«Über weniger Trinkgeld können wir uns aktuell nicht beklagen», sagt Flavia Stutz-Pieren, Betriebsleiterin im Restaurant Bären in Langenthal. «Rund 80% unserer Besucherinnen und Besucher zahlen mittlerweile kontaktlos.»
Ins selbe Rohr bläst Argim Asani vom Parktheater in Grenchen. Auch dort werde inzwischen in acht von zehn Fällen kontaktlos bezahlt, meistens mit Karte. Er stelle fest, dass dadurch eher mehr Trinkgeld gegeben werde als früher; zuvor seien teilweise Kleinstbeträge wie etwa ein Zwanzigrappenstück auf den Tisch gelegt worden.
Keine Nachteile durch kontaktloses Zahlen
Nachteile für die Serviceangestellten habe das kontaktlose Zahlen nicht: «Wenn jemand auf diese Weise zahlt, können unsere Mitarbeitenden den exakten Trinkgeldbetrag vom Umsatz abrechnen», sagt Asani.
Im Bären Langenthal läuft das etwas anders, erklärt Flavia Stutz-Pieren: «Bei uns muss das Servicepersonal einfach bei Dienstende weniger Bargeld abgeben.» Ein Anteil des Trinkgelds gehe dann noch an das Küchenpersonal. Das Trinkgeld lande aber immer und in jedem Fall zu 100% in den Taschen der Mitarbeitenden
Weniger Bargeld - gleiches Kundenverhalten
Grundsätzlich betonen beide, dass sich das langsame Verschwinden des Bargelds nicht weiter auf den Betrieb auswirke. Auch nicht darauf, ob und wie viel Trinkgeld gegeben wird. Dieses System beruhe ohnehin auf der Solidaritätsbereitschaft aller Beteiligten. Schliesslich gebe es keine «Trinkgeld-Pflicht». Trotzdem sei es eine «Wertschätzung der erbrachten Leistung», merkt Stutz-Pieren an.
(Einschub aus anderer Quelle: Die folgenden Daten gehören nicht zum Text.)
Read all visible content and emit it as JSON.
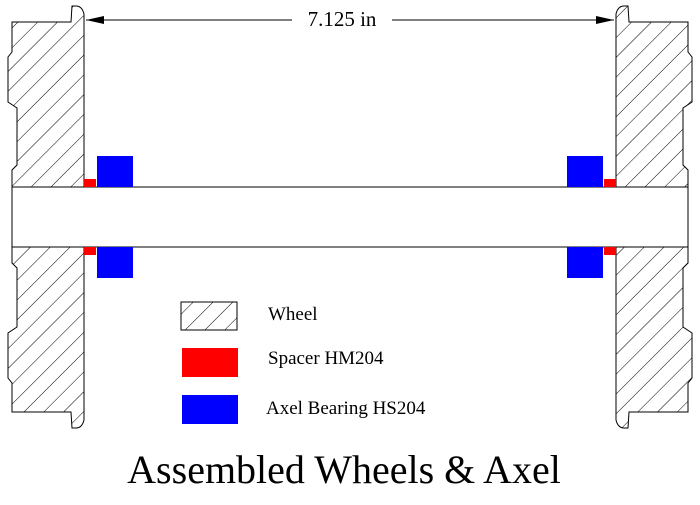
{
  "drawing": {
    "dimension_label": "7.125 in",
    "title": "Assembled Wheels & Axel",
    "legend": [
      {
        "label": "Wheel",
        "pattern": "hatch",
        "color": "#000000"
      },
      {
        "label": "Spacer HM204",
        "pattern": "solid",
        "color": "#ff0000"
      },
      {
        "label": "Axel Bearing HS204",
        "pattern": "solid",
        "color": "#0000ff"
      }
    ]
  }
}
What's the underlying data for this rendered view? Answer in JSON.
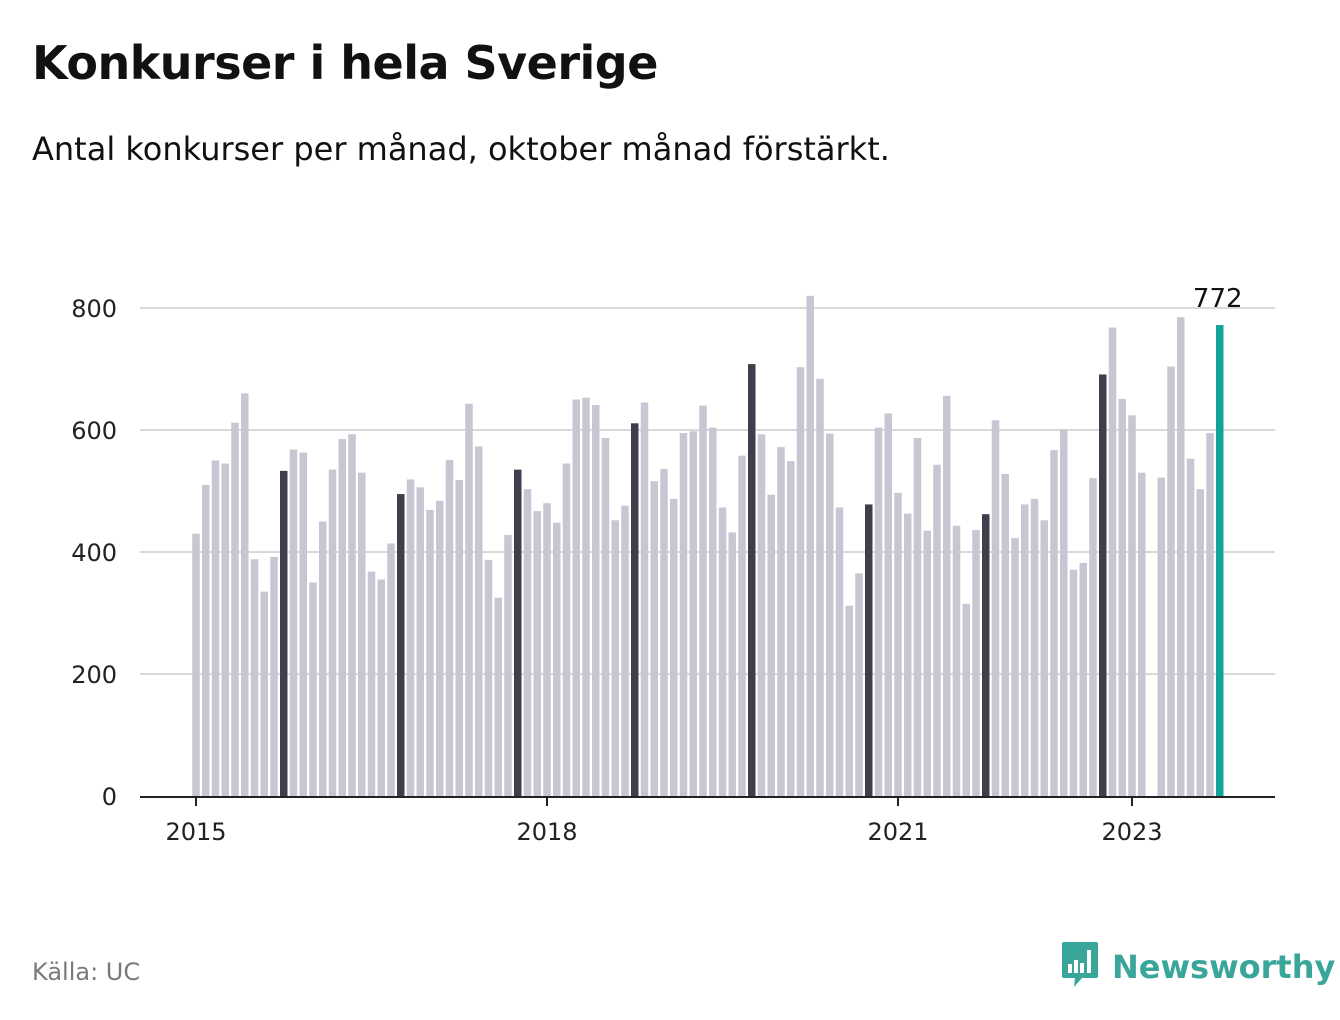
{
  "header": {
    "title": "Konkurser i hela Sverige",
    "subtitle": "Antal konkurser per månad, oktober månad förstärkt."
  },
  "footer": {
    "source": "Källa: UC",
    "brand": "Newsworthy",
    "brand_icon": "bar-chart-logo-icon"
  },
  "colors": {
    "bar": "#c7c6d2",
    "highlight": "#3e3e4c",
    "latest": "#12a39a",
    "grid": "#d9d9d9",
    "axis": "#222222",
    "brand": "#3aa69a"
  },
  "chart_data": {
    "type": "bar",
    "x_start": "2015-01",
    "x_end": "2023-10",
    "ylim": [
      0,
      820
    ],
    "yticks": [
      0,
      200,
      400,
      600,
      800
    ],
    "xticks": [
      {
        "label": "2015",
        "month": "2015-01"
      },
      {
        "label": "2018",
        "month": "2018-01"
      },
      {
        "label": "2021",
        "month": "2021-01"
      },
      {
        "label": "2023",
        "month": "2023-01"
      }
    ],
    "highlight_month": "October",
    "latest_label": "772",
    "grid": true,
    "values": [
      430,
      510,
      550,
      545,
      612,
      660,
      388,
      335,
      392,
      533,
      568,
      563,
      350,
      450,
      535,
      585,
      593,
      530,
      368,
      355,
      414,
      495,
      519,
      506,
      469,
      484,
      551,
      518,
      643,
      573,
      387,
      325,
      428,
      535,
      503,
      467,
      480,
      448,
      545,
      650,
      653,
      641,
      587,
      452,
      476,
      611,
      645,
      516,
      536,
      487,
      595,
      598,
      640,
      604,
      473,
      432,
      558,
      708,
      593,
      494,
      572,
      549,
      703,
      820,
      684,
      594,
      473,
      312,
      365,
      478,
      604,
      627,
      497,
      463,
      587,
      435,
      543,
      656,
      443,
      315,
      436,
      462,
      616,
      528,
      423,
      478,
      487,
      452,
      567,
      601,
      371,
      382,
      521,
      691,
      768,
      651,
      624,
      530,
      null,
      522,
      704,
      785,
      553,
      503,
      595,
      772
    ]
  }
}
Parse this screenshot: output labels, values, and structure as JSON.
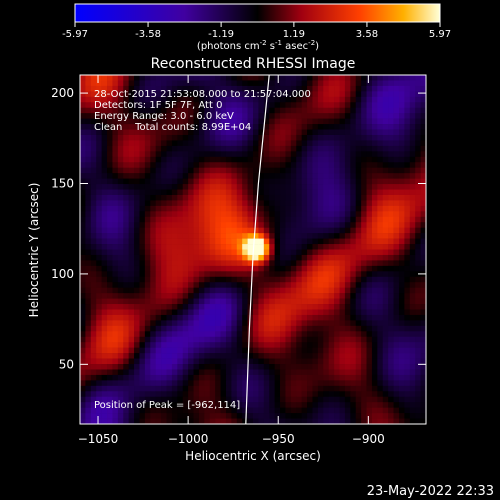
{
  "chart_data": {
    "type": "heatmap",
    "title": "Reconstructed RHESSI Image",
    "xlabel": "Heliocentric X (arcsec)",
    "ylabel": "Heliocentric Y (arcsec)",
    "xlim": [
      -1060,
      -868
    ],
    "ylim": [
      17,
      210
    ],
    "x_ticks": [
      -1050,
      -1000,
      -950,
      -900
    ],
    "y_ticks": [
      50,
      100,
      150,
      200
    ],
    "colorbar": {
      "range": [
        -5.97,
        5.97
      ],
      "ticks": [
        "-5.97",
        "-3.58",
        "-1.19",
        "1.19",
        "3.58",
        "5.97"
      ],
      "units_prefix": "(photons cm",
      "units_sup1": "-2",
      "units_mid": " s",
      "units_sup2": "-1",
      "units_mid2": " asec",
      "units_sup3": "-2",
      "units_suffix": ")"
    },
    "annotations": {
      "time": "28-Oct-2015 21:53:08.000 to 21:57:04.000",
      "detectors": "Detectors: 1F 5F 7F, Att 0",
      "energy": "Energy Range: 3.0 - 6.0 keV",
      "clean": "Clean    Total counts: 8.99E+04",
      "peak": "Position of Peak = [-962,114]"
    },
    "peak": {
      "x": -962,
      "y": 114
    },
    "limb": [
      [
        -968,
        17
      ],
      [
        -966,
        70
      ],
      [
        -964,
        110
      ],
      [
        -961,
        150
      ],
      [
        -957,
        190
      ],
      [
        -955,
        210
      ]
    ],
    "colors": {
      "background": "#000000",
      "text": "#ffffff"
    }
  },
  "footer": {
    "timestamp": "23-May-2022 22:33"
  }
}
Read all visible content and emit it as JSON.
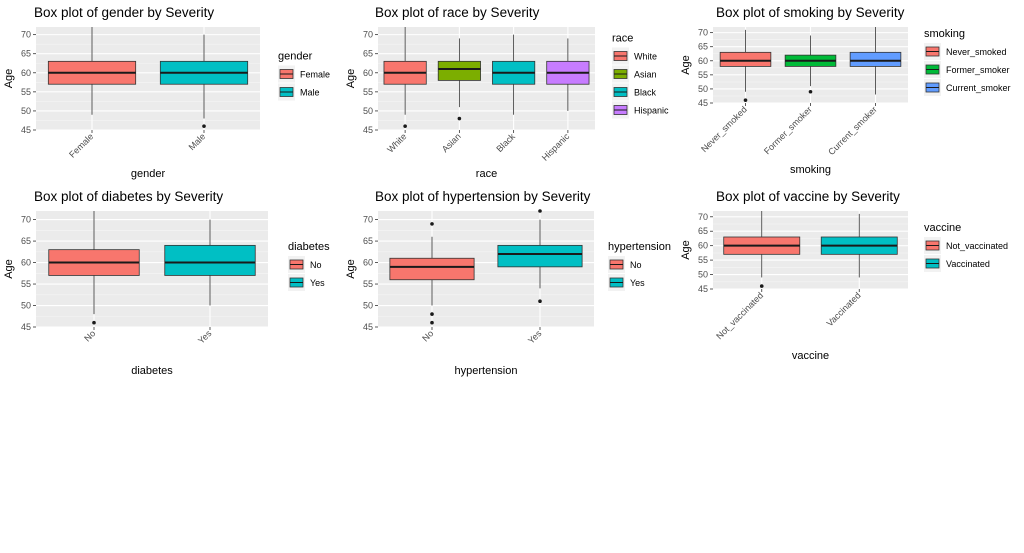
{
  "chart_data": [
    {
      "type": "boxplot",
      "title": "Box plot of gender by Severity",
      "xlabel": "gender",
      "ylabel": "Age",
      "ylim": [
        45,
        72
      ],
      "yticks": [
        45,
        50,
        55,
        60,
        65,
        70
      ],
      "legend_title": "gender",
      "categories": [
        "Female",
        "Male"
      ],
      "colors": [
        "#F8766D",
        "#00BFC4"
      ],
      "boxes": [
        {
          "q1": 57,
          "median": 60,
          "q3": 63,
          "lower": 49,
          "upper": 72,
          "outliers": []
        },
        {
          "q1": 57,
          "median": 60,
          "q3": 63,
          "lower": 48,
          "upper": 70,
          "outliers": [
            46
          ]
        }
      ]
    },
    {
      "type": "boxplot",
      "title": "Box plot of race by Severity",
      "xlabel": "race",
      "ylabel": "Age",
      "ylim": [
        45,
        72
      ],
      "yticks": [
        45,
        50,
        55,
        60,
        65,
        70
      ],
      "legend_title": "race",
      "categories": [
        "White",
        "Asian",
        "Black",
        "Hispanic"
      ],
      "colors": [
        "#F8766D",
        "#7CAE00",
        "#00BFC4",
        "#C77CFF"
      ],
      "boxes": [
        {
          "q1": 57,
          "median": 60,
          "q3": 63,
          "lower": 49,
          "upper": 72,
          "outliers": [
            46
          ]
        },
        {
          "q1": 58,
          "median": 61,
          "q3": 63,
          "lower": 51,
          "upper": 69,
          "outliers": [
            48
          ]
        },
        {
          "q1": 57,
          "median": 60,
          "q3": 63,
          "lower": 49,
          "upper": 70,
          "outliers": []
        },
        {
          "q1": 57,
          "median": 60,
          "q3": 63,
          "lower": 50,
          "upper": 69,
          "outliers": []
        }
      ]
    },
    {
      "type": "boxplot",
      "title": "Box plot of smoking by Severity",
      "xlabel": "smoking",
      "ylabel": "Age",
      "ylim": [
        45,
        72
      ],
      "yticks": [
        45,
        50,
        55,
        60,
        65,
        70
      ],
      "legend_title": "smoking",
      "categories": [
        "Never_smoked",
        "Former_smoker",
        "Current_smoker"
      ],
      "colors": [
        "#F8766D",
        "#00BA38",
        "#619CFF"
      ],
      "boxes": [
        {
          "q1": 58,
          "median": 60,
          "q3": 63,
          "lower": 49,
          "upper": 71,
          "outliers": [
            46
          ]
        },
        {
          "q1": 58,
          "median": 60,
          "q3": 62,
          "lower": 51,
          "upper": 69,
          "outliers": [
            49
          ]
        },
        {
          "q1": 58,
          "median": 60,
          "q3": 63,
          "lower": 48,
          "upper": 72,
          "outliers": []
        }
      ]
    },
    {
      "type": "boxplot",
      "title": "Box plot of diabetes by Severity",
      "xlabel": "diabetes",
      "ylabel": "Age",
      "ylim": [
        45,
        72
      ],
      "yticks": [
        45,
        50,
        55,
        60,
        65,
        70
      ],
      "legend_title": "diabetes",
      "categories": [
        "No",
        "Yes"
      ],
      "colors": [
        "#F8766D",
        "#00BFC4"
      ],
      "boxes": [
        {
          "q1": 57,
          "median": 60,
          "q3": 63,
          "lower": 48,
          "upper": 72,
          "outliers": [
            46
          ]
        },
        {
          "q1": 57,
          "median": 60,
          "q3": 64,
          "lower": 50,
          "upper": 70,
          "outliers": []
        }
      ]
    },
    {
      "type": "boxplot",
      "title": "Box plot of hypertension by Severity",
      "xlabel": "hypertension",
      "ylabel": "Age",
      "ylim": [
        45,
        72
      ],
      "yticks": [
        45,
        50,
        55,
        60,
        65,
        70
      ],
      "legend_title": "hypertension",
      "categories": [
        "No",
        "Yes"
      ],
      "colors": [
        "#F8766D",
        "#00BFC4"
      ],
      "boxes": [
        {
          "q1": 56,
          "median": 59,
          "q3": 61,
          "lower": 50,
          "upper": 66,
          "outliers": [
            46,
            48,
            69
          ]
        },
        {
          "q1": 59,
          "median": 62,
          "q3": 64,
          "lower": 54,
          "upper": 70,
          "outliers": [
            51,
            72
          ]
        }
      ]
    },
    {
      "type": "boxplot",
      "title": "Box plot of vaccine by Severity",
      "xlabel": "vaccine",
      "ylabel": "Age",
      "ylim": [
        45,
        72
      ],
      "yticks": [
        45,
        50,
        55,
        60,
        65,
        70
      ],
      "legend_title": "vaccine",
      "categories": [
        "Not_vaccinated",
        "Vaccinated"
      ],
      "colors": [
        "#F8766D",
        "#00BFC4"
      ],
      "boxes": [
        {
          "q1": 57,
          "median": 60,
          "q3": 63,
          "lower": 49,
          "upper": 72,
          "outliers": [
            46
          ]
        },
        {
          "q1": 57,
          "median": 60,
          "q3": 63,
          "lower": 49,
          "upper": 71,
          "outliers": []
        }
      ]
    }
  ]
}
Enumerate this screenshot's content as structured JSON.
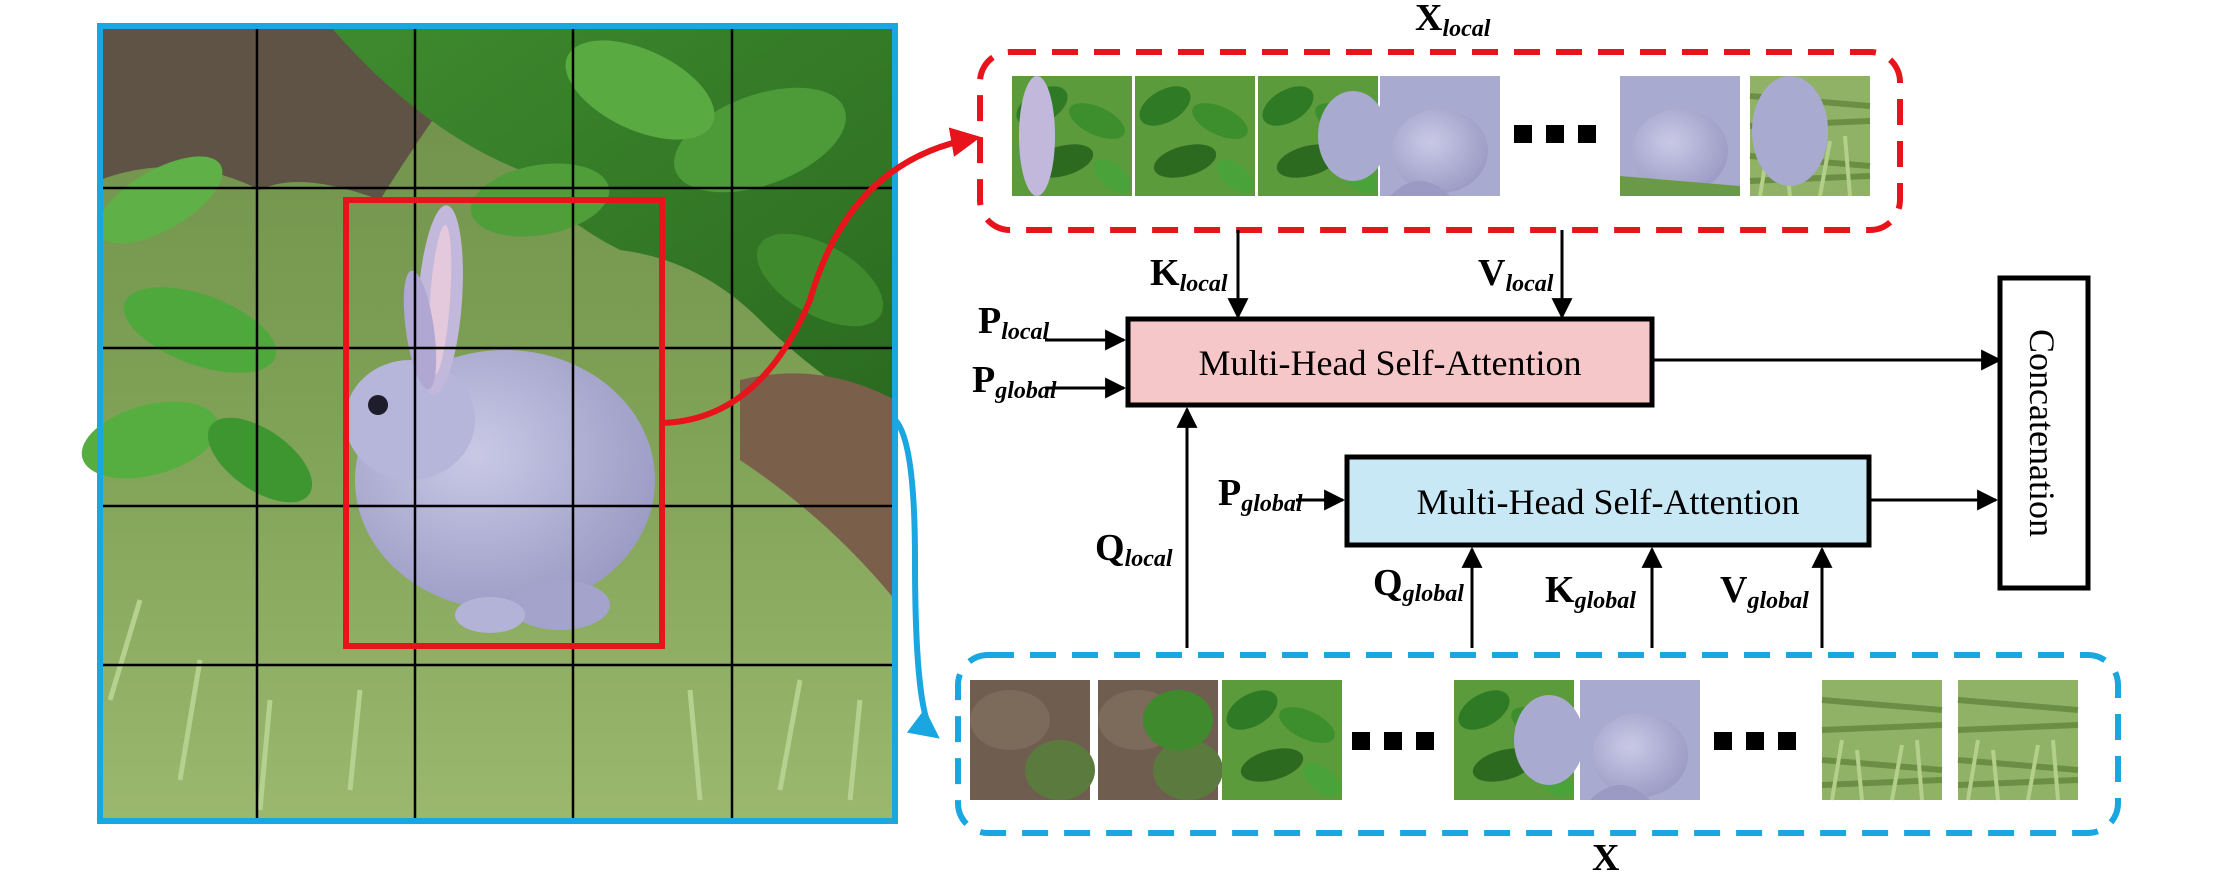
{
  "labels": {
    "x_local_main": "X",
    "x_local_sub": "local",
    "k_local_main": "K",
    "k_local_sub": "local",
    "v_local_main": "V",
    "v_local_sub": "local",
    "p_local_main": "P",
    "p_local_sub": "local",
    "p_global_main": "P",
    "p_global_sub": "global",
    "p_global2_main": "P",
    "p_global2_sub": "global",
    "q_local_main": "Q",
    "q_local_sub": "local",
    "q_global_main": "Q",
    "q_global_sub": "global",
    "k_global_main": "K",
    "k_global_sub": "global",
    "v_global_main": "V",
    "v_global_sub": "global",
    "x_main": "X"
  },
  "boxes": {
    "mhsa_local": "Multi-Head Self-Attention",
    "mhsa_global": "Multi-Head Self-Attention",
    "concat": "Concatenation"
  },
  "colors": {
    "local": "#e8141b",
    "global": "#1aa6e0",
    "mhsa_local_fill": "#f6c7c8",
    "mhsa_global_fill": "#c9e8f5"
  },
  "image_description_icon": "rabbit-photo"
}
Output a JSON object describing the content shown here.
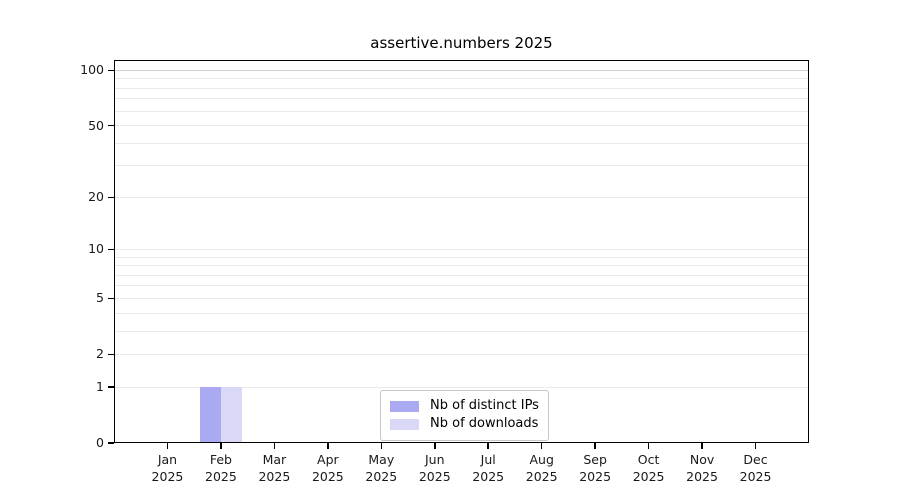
{
  "figure": {
    "background": "#ffffff"
  },
  "chart_data": {
    "type": "bar",
    "title": "assertive.numbers 2025",
    "x_axis": {
      "categories": [
        "Jan",
        "Feb",
        "Mar",
        "Apr",
        "May",
        "Jun",
        "Jul",
        "Aug",
        "Sep",
        "Oct",
        "Nov",
        "Dec"
      ],
      "year_label": "2025"
    },
    "y_axis": {
      "scale": "log1p",
      "ticks": [
        0,
        1,
        2,
        5,
        10,
        20,
        50,
        100
      ],
      "minor_gridlines": [
        1,
        2,
        3,
        4,
        5,
        6,
        7,
        8,
        9,
        10,
        20,
        30,
        40,
        50,
        60,
        70,
        80,
        90
      ],
      "major_gridlines": [
        100
      ],
      "ylim": [
        0,
        114
      ]
    },
    "series": [
      {
        "name": "Nb of distinct IPs",
        "color": "#aaaaf2",
        "values": [
          0,
          1,
          0,
          0,
          0,
          0,
          0,
          0,
          0,
          0,
          0,
          0
        ]
      },
      {
        "name": "Nb of downloads",
        "color": "#d9d9f7",
        "values": [
          0,
          1,
          0,
          0,
          0,
          0,
          0,
          0,
          0,
          0,
          0,
          0
        ]
      }
    ],
    "bar_width_fraction": 0.4,
    "legend": {
      "position": "lower center",
      "entries": [
        "Nb of distinct IPs",
        "Nb of downloads"
      ]
    },
    "grid": "horizontal",
    "colors": {
      "grid_minor": "#eaeaea",
      "grid_major": "#d2d2d2",
      "axis": "#000000",
      "tick_label": "#1a1a1a",
      "legend_border": "#c8c8c8",
      "legend_bg": "#ffffff",
      "background": "#ffffff"
    }
  }
}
Das sagt auch Urs Schindler, Präsident des Verbands Gastro Solothurn: «Das Trinkgeld ist der Obolus für unsere Angestellten und eine Wertschätzung für deren harte Arbeit. Deshalb spielt es auch eine derart grosse Rolle in der Gastronomie. Ob es nun bar oder kontaktlos bezahlt wird, ist einerlei.»
Vorgaben oder Empfehlungen, wie die Betriebe das Trinkgeld handhaben sollen, gebe es nicht. Wichtig sei, dass das Geld bei den Mitarbeitenden ankomme. Dass in 80% der Fälle inzwischen kontaktlos gezahlt werde, dürfe nicht als Vorwand missbraucht werden, um Trinkgeld dem Personal vorzuenthalten. Schindler ist sich aber sicher: «Die Betriebe in unserer Region arbeiten da vorbildlich, weil sie wissen, dass es ein Qualitätsmerkmal ist, wenn man seine Angestellten fair behandelt. Das gilt auch für die Verteilung des Trinkgelds.»
Trinkgeld geht da hin, wo es hingehört
Fazit: Das langsame Verschwinden des Bargelds wirkt sich nicht negativ auf die Grosszügigkeit der Gäste in Sachen Trinkgeld aus. Im Gegenteil, die Erfahrung zeigt, dass für die Angestellten sogar mehr herausspringt als früher. Und in der Schweiz darf man davon ausgehen, dass auch der letzte Rappen Trinkgeld dort ankommt, wo er hingehört: Beim Gastro-Personal.